Bovell, in heat six of eight, blasted a time of 21.77. That swim eclipsed the Olympic textile best of 21.91 posted by Alexander Popov in the semifinals of the 1992 Barcelona Games. Bovell, who swims for Trinidad & Tobago, is vying for Olympic hardware for the second time in his career. He took third in the 200 IM at the 2004 Athens Games, and has competed in the last four Olympics.

Brazil's Cesar Cielo, the defending Olympic champion in the event, finished second in 21.80 with teammate Bruno Fratus placing third in 21.82. Cielo is looking to continue the tradition in the event of swimmers successfully defending their titles. Since Matt Biondi won the first iteration of the event in 1988, Popov (1992, 1996) and Gary Hall Jr. (2000, 2004) have posted title defenses.

“It was hard to sleep last night after the race (100m freestyle) because it was so late,” Cielo said. “This morning I was more concerned with making enough effort to make it back. It's a matter of racing now and getting faster tonight and making sure I get a spot in the final. I did just enough to get to the semis. It wasn't a very intense swim. Tonight I will swim at my best and make sure I get to the final.”

USA's Anthony Ervin, who tied for gold with Hall in 2000 with a 21.98, posted his Olympic best with a 21.83 to advance to the semifinal rounds as well. Ervin returned to the sport after a 12-year hiatus, and made the U.S. Olympic squad with a surprise run in Omaha.

“It was good. I had some first race jitters,” Ervin said. “Hopefully I can make that (to win a medal) happen in the next two swims. It is part of the human experience to push and push what we think is possible.”

South Africa's Roland Schoeman (21.92) and USA's Cullen Jones (21.95) qualified fifth and sixth.
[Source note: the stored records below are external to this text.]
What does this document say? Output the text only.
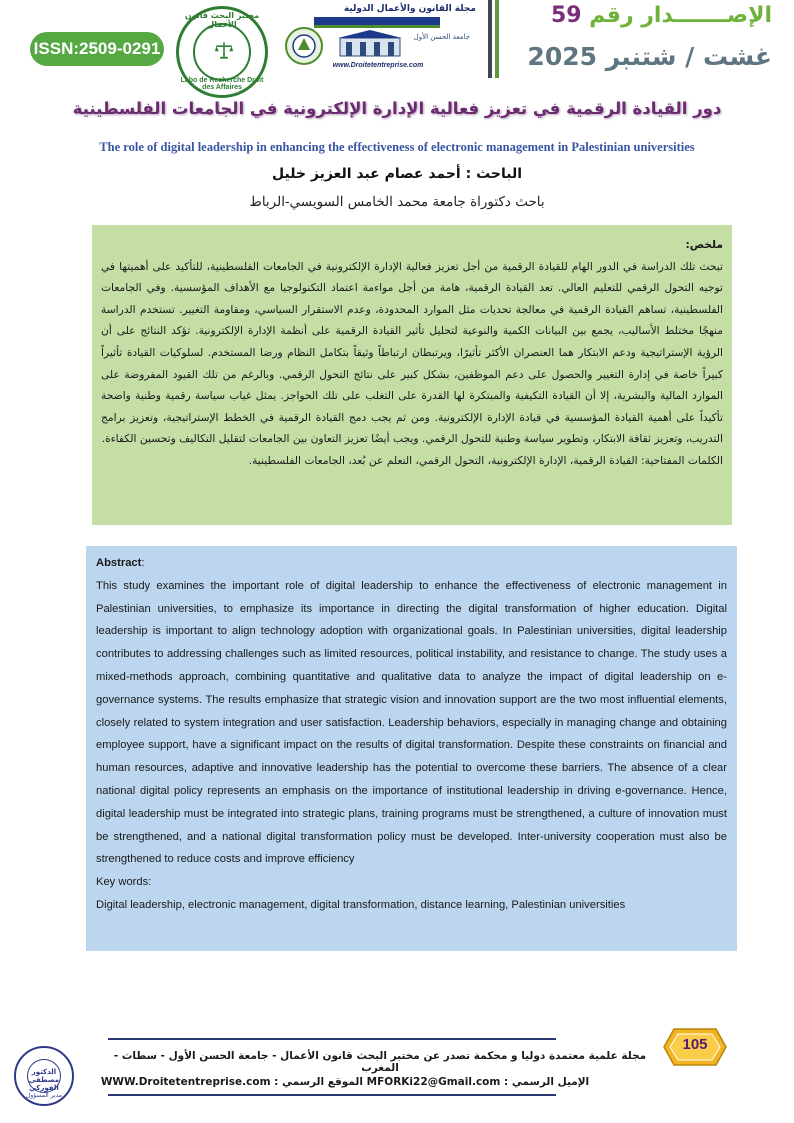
ISSN:2509-0291
مختبر البحث قانون الأعمال
Labo de Recherche Droit des Affaires
مجلة القانون والأعمال الدولية
جامعة الحسن الأول
www.Droitetentreprise.com
الإصـــــــدار رقم 59
غشت / شتنبر 2025
دور القيادة الرقمية في تعزيز فعالية الإدارة الإلكترونية في الجامعات الفلسطينية
The role of digital leadership in enhancing the effectiveness of electronic management in Palestinian universities
الباحث : أحمد عصام عبد العزيز خليل
باحث دكتوراة جامعة محمد الخامس السويسي-الرباط
ملخص:
تبحث تلك الدراسة في الدور الهام للقيادة الرقمية من أجل تعزيز فعالية الإدارة الإلكترونية في الجامعات الفلسطينية، للتأكيد على أهميتها في توجيه التحول الرقمي للتعليم العالي. تعد القيادة الرقمية، هامة من أجل مواءمة اعتماد التكنولوجيا مع الأهداف المؤسسية. وفي الجامعات الفلسطينية، تساهم القيادة الرقمية في معالجة تحديات مثل الموارد المحدودة، وعدم الاستقرار السياسي، ومقاومة التغيير. تستخدم الدراسة منهجًا مختلط الأساليب، يجمع بين البيانات الكمية والنوعية لتحليل تأثير القيادة الرقمية على أنظمة الإدارة الإلكترونية. تؤكد النتائج على أن الرؤية الإستراتيجية ودعم الابتكار هما العنصران الأكثر تأثيرًا، ويرتبطان ارتباطاً وثيقاً بتكامل النظام ورضا المستخدم. لسلوكيات القيادة تأثيراً كبيراً خاصة في إدارة التغيير والحصول على دعم الموظفين، بشكل كبير على نتائج التحول الرقمي. وبالرغم من تلك القيود المفروضة على الموارد المالية والبشرية، إلا أن القيادة التكيفية والمبتكرة لها القدرة على التغلب على تلك الحواجز. يمثل غياب سياسة رقمية وطنية واضحة تأكيداً على أهمية القيادة المؤسسية في قيادة الإدارة الإلكترونية. ومن ثم يجب دمج القيادة الرقمية في الخطط الإستراتيجية، وتعزيز برامج التدريب، وتعزيز ثقافة الابتكار، وتطوير سياسة وطنية للتحول الرقمي. ويجب أيضًا تعزيز التعاون بين الجامعات لتقليل التكاليف وتحسين الكفاءة.
الكلمات المفتاحية: القيادة الرقمية، الإدارة الإلكترونية، التحول الرقمي، التعلم عن بُعد، الجامعات الفلسطينية.
Abstract:
This study examines the important role of digital leadership to enhance the effectiveness of electronic management in Palestinian universities, to emphasize its importance in directing the digital transformation of higher education. Digital leadership is important to align technology adoption with organizational goals. In Palestinian universities, digital leadership contributes to addressing challenges such as limited resources, political instability, and resistance to change. The study uses a mixed-methods approach, combining quantitative and qualitative data to analyze the impact of digital leadership on e-governance systems. The results emphasize that strategic vision and innovation support are the two most influential elements, closely related to system integration and user satisfaction. Leadership behaviors, especially in managing change and obtaining employee support, have a significant impact on the results of digital transformation. Despite these constraints on financial and human resources, adaptive and innovative leadership has the potential to overcome these barriers. The absence of a clear national digital policy represents an emphasis on the importance of institutional leadership in driving e-governance. Hence, digital leadership must be integrated into strategic plans, training programs must be strengthened, a culture of innovation must be strengthened, and a national digital transformation policy must be developed. Inter-university cooperation must also be strengthened to reduce costs and improve efficiency
Key words:
Digital leadership, electronic management, digital transformation, distance learning, Palestinian universities
105
مجلة علمية معتمدة دوليا و محكمة تصدر عن مختبر البحث قانون الأعمال - جامعة الحسن الأول - سطات - المغرب
الإميل الرسمي : MFORKi22@Gmail.com الموقع الرسمي : WWW.Droitetentreprise.com
الدكتور مصطفى الفوركي
مدير المسؤول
Schoeman is looking for a return to the podium after a bronze in 2004.

“I've been feeling good ever since the relay,” Schoeman said. “It's good to come out and get that one under my belt.”

Russia's Andrey Grechin, Ukraine's Andrii Govorov and France's Florent Manaudou all tied for seventh with matching 22.09s, while Australia's James Magnussen checked in with a 10th-place 22.11. Italy's Luca Dotto and South Africa's Gideon Louw tied for 11th with 22.12s.

“To be totally honest the last thing I wanted to do was to get up and swim again [after his second-place finish in the 100 free],” Magnussen said. “No, I didn't sleep. I don't think I've really had the chance to come to grips with it yet. I had a chance to sit back last night and think about what happened. All I wanted to do after the race is see my parents, you start to get a realisation of what's important. It was an important part of my life that race last night.”

In response to a question on whether his facial hair led to him finishing .01 seconds behind Nathan Adrian in the 100 free last night:

“It's ridiculous. I've always raced with it.”

Canada's Brent Hayden (22.15), Hungary's Krisztian Takacs (22.19), Romania's Norbert Trandafir (22.22) and Australia's Eamon Sullivan (22.27) all made the semifinals as well. The semifinals proved to be all about the veterans as the youngest qualifier was Govorov at 20, with two 30 year olds (Ervin, Schoeman) as well as a slew of 25-and-ups made the final 16.

2008 silver medalist Amaury Leveaux missed semifinals with a an 18th-place 22.35.